5. A diferença está na dívida que a UNITA tem com os seus apaniguados, com todos aqueles que acreditaram que o ponto de partida era a Jamba e o ponto de chegada era Luanda. Que podiam partir tudo porque depois iriam construir tudo de novo. Que podiam destruir tudo porque depois iriam fazer tudo de novo. E, com o povo angolano. Enquanto o MPLA está em divida com o povo porque sempre disse que o MPLA é o Povo e o Povo é o MPLA. Este povo hoje tem o direito de receber o que os outros já têm.


6. Mas, o novo paradigma está a ser construído. É uma conquista de todos. É fruto do contexto internacional (fim da guerra fria), não houve guerra na Alemanha para o muro cair e haver a reunificação, da mesma maneira que não houve guerra em São Tomé e Cabo verde para o multipartidarismo acontecer, nem houve guerra na União Soviética para a Lituânia, Estónia, entre outros estados, serem países independentes, logo não foi a UNITA que impôs o Multipartidarismo em Angola. Sejamos honestos connosco para não cimentar mais mentiras na futura geração de angolanos.


7. A democracia está a ser consolidada todos os dias, passo a passo, o Angola Fala Só é real, a vontade dos angolanos falarem, manifestarem, opinarem, muitas vezes insultuosamente, pouco importa, é um ganho real, o tribunal de contas já aponta nomes, é um facto real, a lei de probidade foi aprovada é outra realidade, o comandante Quim Ribeiro está preso, quem diria, é um facto real. Mas o povo quer mais. Os activistas também, os jornalistas idem…Mas um Estado, as suas instituições, a autoridade do próprio Estado não se consolida em dois, três, quatro ou cinco mandatos, sobretudo, um Estado como o nosso que saiu de uma guerra atroz que proporcionou todos os maus hábitos que uma guerra alimenta.
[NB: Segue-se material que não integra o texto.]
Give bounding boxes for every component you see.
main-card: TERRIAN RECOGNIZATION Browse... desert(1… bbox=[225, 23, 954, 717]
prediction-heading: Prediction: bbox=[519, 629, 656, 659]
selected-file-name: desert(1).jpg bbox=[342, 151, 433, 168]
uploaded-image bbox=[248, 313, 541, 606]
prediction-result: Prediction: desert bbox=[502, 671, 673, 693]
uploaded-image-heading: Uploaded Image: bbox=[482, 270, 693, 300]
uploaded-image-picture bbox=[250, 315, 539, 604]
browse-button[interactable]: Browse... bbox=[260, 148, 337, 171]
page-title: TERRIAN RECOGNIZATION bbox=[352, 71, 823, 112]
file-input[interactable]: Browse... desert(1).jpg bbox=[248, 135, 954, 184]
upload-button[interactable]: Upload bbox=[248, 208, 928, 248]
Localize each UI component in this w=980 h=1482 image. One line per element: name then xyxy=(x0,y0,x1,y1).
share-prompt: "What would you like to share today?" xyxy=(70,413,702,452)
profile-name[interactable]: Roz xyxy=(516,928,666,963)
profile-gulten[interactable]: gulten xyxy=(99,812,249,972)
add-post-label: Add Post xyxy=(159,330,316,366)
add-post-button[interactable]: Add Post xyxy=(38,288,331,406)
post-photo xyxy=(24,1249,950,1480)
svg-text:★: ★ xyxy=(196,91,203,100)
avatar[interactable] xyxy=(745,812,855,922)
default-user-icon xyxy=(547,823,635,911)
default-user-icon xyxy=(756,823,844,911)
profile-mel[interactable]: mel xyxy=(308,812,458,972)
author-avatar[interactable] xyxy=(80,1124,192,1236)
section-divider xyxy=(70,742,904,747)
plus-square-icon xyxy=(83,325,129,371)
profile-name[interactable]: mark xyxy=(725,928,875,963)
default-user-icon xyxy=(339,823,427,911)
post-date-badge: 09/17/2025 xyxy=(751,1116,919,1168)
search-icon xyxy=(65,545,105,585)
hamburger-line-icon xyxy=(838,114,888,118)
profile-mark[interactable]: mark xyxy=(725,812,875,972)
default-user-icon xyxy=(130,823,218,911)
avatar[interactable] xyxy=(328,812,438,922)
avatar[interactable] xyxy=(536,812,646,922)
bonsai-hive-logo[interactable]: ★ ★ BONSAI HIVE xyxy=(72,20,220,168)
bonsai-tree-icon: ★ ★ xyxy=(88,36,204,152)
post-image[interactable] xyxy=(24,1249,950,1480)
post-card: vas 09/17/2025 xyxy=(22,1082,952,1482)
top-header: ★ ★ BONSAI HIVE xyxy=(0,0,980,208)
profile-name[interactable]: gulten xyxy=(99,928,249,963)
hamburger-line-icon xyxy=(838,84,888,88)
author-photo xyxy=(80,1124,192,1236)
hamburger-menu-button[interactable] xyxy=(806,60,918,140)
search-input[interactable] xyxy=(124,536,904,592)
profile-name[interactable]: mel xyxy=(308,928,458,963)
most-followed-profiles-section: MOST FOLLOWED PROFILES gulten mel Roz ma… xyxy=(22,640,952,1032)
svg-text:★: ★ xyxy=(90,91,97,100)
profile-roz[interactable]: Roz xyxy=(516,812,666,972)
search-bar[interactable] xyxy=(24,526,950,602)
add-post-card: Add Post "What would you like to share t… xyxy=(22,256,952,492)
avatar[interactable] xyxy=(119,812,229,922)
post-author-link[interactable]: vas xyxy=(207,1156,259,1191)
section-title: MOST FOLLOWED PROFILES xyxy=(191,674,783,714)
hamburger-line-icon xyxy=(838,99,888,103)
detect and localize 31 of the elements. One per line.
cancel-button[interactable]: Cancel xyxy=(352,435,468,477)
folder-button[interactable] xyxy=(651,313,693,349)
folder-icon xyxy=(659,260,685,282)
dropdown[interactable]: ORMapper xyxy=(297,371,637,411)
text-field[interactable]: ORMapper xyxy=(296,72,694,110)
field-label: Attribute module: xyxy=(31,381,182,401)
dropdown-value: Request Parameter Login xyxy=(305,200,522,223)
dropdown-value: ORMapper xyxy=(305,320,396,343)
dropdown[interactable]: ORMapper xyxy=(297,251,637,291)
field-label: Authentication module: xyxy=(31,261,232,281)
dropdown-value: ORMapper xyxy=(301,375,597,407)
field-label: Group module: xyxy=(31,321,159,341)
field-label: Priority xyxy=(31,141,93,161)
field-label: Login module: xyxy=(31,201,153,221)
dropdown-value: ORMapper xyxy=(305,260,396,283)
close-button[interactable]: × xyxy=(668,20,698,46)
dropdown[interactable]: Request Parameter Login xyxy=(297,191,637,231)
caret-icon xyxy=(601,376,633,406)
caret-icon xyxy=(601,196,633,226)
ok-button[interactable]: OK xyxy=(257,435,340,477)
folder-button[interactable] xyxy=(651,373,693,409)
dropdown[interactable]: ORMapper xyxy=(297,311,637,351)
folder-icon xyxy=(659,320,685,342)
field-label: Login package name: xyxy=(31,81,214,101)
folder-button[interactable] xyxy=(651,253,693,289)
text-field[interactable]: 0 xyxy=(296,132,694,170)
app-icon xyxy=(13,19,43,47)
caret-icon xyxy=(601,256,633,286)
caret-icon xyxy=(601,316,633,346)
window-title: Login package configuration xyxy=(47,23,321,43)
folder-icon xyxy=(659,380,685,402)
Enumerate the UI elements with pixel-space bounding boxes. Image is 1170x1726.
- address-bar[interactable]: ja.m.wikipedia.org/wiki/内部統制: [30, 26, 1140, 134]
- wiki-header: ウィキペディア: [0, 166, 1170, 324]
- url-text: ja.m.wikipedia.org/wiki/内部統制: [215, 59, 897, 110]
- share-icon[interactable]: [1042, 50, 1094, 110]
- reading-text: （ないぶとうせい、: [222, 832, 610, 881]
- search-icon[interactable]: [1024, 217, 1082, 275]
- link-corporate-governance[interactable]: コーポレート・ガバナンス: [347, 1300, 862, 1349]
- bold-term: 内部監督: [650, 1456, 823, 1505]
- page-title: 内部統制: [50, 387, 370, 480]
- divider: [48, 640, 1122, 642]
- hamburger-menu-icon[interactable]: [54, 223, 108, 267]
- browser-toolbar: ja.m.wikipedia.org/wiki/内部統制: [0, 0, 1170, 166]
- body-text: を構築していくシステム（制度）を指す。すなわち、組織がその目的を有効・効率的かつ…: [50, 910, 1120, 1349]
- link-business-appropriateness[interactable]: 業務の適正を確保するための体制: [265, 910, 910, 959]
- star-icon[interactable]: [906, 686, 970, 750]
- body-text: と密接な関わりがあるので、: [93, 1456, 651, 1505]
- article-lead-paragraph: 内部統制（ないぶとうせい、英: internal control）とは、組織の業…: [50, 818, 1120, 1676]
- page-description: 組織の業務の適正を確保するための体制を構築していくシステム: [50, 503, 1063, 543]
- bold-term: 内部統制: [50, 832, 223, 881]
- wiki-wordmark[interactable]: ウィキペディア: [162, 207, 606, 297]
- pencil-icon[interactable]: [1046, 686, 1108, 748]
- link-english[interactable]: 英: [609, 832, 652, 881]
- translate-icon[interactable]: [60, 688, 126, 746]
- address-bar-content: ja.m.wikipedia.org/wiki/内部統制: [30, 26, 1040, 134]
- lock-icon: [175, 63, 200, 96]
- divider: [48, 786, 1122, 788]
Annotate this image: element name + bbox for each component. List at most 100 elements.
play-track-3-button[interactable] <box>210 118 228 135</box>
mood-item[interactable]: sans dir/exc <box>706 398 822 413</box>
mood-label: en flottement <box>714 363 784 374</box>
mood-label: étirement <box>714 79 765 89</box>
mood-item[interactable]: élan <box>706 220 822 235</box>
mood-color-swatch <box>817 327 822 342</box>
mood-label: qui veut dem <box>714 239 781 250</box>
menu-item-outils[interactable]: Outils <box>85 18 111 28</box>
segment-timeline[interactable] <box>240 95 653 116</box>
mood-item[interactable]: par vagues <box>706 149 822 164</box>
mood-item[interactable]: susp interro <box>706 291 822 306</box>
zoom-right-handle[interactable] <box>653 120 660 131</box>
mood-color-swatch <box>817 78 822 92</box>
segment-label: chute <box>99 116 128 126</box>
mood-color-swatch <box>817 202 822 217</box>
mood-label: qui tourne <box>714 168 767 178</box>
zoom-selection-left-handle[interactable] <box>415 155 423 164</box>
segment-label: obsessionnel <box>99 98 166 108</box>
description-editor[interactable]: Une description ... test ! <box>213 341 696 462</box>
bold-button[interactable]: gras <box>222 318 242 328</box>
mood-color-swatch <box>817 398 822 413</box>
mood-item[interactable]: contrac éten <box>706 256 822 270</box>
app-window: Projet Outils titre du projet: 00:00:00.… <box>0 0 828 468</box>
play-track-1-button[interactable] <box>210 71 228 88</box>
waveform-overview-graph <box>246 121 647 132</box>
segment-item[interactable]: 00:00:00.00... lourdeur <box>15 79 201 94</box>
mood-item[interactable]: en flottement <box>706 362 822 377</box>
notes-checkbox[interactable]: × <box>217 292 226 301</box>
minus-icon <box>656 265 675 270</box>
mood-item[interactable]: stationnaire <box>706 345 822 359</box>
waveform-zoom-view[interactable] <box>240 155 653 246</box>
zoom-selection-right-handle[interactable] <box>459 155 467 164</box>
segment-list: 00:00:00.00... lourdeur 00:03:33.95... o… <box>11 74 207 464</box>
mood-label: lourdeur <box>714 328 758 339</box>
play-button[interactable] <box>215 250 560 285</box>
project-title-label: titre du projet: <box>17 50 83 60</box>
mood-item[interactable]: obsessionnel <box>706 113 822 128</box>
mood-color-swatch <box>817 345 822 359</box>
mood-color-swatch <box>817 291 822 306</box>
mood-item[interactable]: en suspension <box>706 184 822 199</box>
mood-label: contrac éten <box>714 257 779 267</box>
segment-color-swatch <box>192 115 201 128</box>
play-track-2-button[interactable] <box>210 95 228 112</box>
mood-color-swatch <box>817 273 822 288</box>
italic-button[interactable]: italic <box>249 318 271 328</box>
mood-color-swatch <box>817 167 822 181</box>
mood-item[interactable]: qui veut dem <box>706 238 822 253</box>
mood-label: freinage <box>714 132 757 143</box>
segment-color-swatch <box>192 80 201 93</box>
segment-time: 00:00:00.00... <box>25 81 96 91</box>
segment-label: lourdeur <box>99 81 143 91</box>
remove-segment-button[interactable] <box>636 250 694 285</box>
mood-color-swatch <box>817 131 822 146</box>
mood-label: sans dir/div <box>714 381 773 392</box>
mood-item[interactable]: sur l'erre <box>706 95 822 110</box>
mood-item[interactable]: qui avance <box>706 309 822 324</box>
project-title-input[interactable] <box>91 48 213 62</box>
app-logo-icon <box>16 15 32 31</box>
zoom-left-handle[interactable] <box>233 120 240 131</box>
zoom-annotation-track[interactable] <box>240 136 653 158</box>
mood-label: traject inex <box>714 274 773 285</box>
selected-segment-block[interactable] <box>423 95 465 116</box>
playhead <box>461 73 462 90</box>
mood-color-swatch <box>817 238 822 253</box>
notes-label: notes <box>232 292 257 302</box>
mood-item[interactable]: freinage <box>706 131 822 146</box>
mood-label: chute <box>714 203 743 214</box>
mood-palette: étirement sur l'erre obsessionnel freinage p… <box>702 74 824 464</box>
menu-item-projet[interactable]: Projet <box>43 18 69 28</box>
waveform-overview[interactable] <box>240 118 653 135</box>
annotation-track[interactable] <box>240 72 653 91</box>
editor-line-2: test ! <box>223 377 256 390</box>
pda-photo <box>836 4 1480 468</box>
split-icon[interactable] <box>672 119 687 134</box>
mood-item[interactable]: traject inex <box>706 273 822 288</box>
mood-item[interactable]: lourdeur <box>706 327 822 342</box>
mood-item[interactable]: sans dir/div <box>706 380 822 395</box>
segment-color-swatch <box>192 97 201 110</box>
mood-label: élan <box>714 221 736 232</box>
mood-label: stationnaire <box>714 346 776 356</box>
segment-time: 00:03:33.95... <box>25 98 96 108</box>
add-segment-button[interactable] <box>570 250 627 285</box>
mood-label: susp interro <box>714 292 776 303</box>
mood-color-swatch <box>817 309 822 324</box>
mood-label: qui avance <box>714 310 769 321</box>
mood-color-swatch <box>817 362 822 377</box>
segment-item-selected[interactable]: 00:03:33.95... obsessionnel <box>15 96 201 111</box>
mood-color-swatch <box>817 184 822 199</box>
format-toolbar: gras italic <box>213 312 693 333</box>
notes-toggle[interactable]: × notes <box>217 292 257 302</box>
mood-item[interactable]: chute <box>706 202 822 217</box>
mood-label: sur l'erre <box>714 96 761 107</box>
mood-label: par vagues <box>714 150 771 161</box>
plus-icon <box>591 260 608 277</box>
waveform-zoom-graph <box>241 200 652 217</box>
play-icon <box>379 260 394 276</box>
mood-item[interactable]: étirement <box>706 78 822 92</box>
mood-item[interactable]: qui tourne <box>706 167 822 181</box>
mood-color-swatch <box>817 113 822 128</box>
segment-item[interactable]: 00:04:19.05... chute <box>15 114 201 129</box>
Este é o paradigma.


8. Tudo a seu tempo. Angola ainda é um bebé e frágil. Quantos homens da UNITA, o capitão, o soldado, o sargento, o tenente não sentem que viviam melhor quando estavam em guerra do que hoje em paz? Bastava ter uma coluna ou um quimbo ou aldeia para ir buscar comida, mulher, prazer e nem renda tinham para se preocupar em pagar. O preço era a morte. E hoje? O contrário dirá seguramente, o Manuvakola, o general Gato, o Dr. Abel, o general Numa, o brigadeiro Chitombe, o Maluka, entre outros e porquê?


É verdade que em democracia a soberania reside no povo. E povo, através do voto elege os seus representantes como governantes. Porém, o regime político democrático consolida-se com o desenvolvimento de uma cultura de diálogo permanente entre governantes e governados. Esta cultura está ainda numa fase incipiente.


A cidadania está em fase de consciencialização. O povo está a aprender a ser cidadão. Não podemos queimar etapas, para não repetirmos os erros do passado que levou Angola a um conflito entre angolanos. Ainda temos uma sociedade assimétrica onde os partidos se fortalecem com os movimentos populares. E não pela força das suas políticas junto dos eleitores. Os eleitores são os cidadãos conscientes dos seus direitos, das suas exigências e votam, regra geral, em projectos de governação. Na nossa “democracia” são os movimentos populares, os militantes, simpatizantes e os aderentes que dão as maiorias e se necessário for esbofeteiam os outros.